Reason 03 – The Legibility is Excellent.

I have been collecting watches for around 15 years, and – for better or worse – one of the essential criteria that makes a watch a “keeper” for me has been legibility.  If I can’t look at a watch and easily tell what time it is, or if I can’t read the chronograph hands or calendar, the watch will not get much time on my wrist or last long in my collection.  My insistence on legibility has “cost me” some great watches over the years.  I like the look of the Breitling Navitimer, and a slide rule can be very useful, but the difficulty of actually using the slide rule scales led me to fairly quickly dispose of my one and only Navitimer.  So too, the Hamilton Chrono-Matic Count-Down — an amazing piece of steel, and an interesting concept, but those tiny numbers become an annoyance, rather than a useful tool.  Maybe I need to get over this insistence on legibility, and learn to love the beauty of good design and style, but through the first 15 years of this hobby, it just hasn’t happened.  If I can’t see it, I won’t wear it!

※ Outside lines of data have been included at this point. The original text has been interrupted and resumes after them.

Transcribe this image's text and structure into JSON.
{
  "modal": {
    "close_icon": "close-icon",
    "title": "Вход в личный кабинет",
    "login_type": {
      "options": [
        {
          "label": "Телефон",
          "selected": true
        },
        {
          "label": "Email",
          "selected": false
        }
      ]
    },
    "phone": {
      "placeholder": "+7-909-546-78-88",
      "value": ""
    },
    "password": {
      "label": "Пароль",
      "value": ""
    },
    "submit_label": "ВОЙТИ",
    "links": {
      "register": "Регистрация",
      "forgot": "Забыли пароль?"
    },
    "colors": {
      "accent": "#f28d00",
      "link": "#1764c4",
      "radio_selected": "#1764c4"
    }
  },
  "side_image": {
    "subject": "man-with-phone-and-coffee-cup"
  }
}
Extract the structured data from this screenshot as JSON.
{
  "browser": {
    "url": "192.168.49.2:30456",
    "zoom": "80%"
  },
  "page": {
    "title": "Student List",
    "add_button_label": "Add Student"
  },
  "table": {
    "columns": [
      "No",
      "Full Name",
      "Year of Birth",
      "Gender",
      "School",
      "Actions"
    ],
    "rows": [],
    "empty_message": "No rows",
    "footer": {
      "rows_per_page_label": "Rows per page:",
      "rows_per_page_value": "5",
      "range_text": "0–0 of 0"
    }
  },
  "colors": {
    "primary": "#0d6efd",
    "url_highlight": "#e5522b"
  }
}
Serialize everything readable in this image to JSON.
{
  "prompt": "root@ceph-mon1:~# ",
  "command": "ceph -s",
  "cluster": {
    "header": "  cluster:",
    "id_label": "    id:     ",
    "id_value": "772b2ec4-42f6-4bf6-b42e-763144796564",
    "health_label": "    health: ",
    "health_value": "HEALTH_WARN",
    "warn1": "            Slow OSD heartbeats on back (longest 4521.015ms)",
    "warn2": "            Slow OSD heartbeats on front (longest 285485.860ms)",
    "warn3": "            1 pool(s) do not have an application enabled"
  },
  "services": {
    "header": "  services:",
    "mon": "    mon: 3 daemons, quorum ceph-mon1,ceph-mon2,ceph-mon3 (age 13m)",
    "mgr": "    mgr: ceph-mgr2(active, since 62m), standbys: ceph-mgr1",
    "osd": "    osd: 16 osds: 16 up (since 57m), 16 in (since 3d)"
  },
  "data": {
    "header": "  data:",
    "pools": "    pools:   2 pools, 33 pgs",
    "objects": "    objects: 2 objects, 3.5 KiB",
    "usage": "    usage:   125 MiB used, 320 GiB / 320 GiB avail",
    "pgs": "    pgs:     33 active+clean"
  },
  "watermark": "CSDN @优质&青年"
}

The Heuer Carrera had its origins in 1963, with a focus on legibility. Jack Heuer sought to design a series of chronographs that the racer or navigator could read, whether on the track or bouncing along a rally course.  He stripped away the telemeter and tachymeter scales that cluttered the dials of so many chronographs of that era, so that the dial contains nothing more than 12 thin, applied markers.  The hash marks for the minutes and fifths of seconds have moved onto the inner bezel, leaving the dial as open space, with two or three registers used for the chronograph. The 1960s Carreras captured the ultimate of minimalism, as they contain no non-essential elements.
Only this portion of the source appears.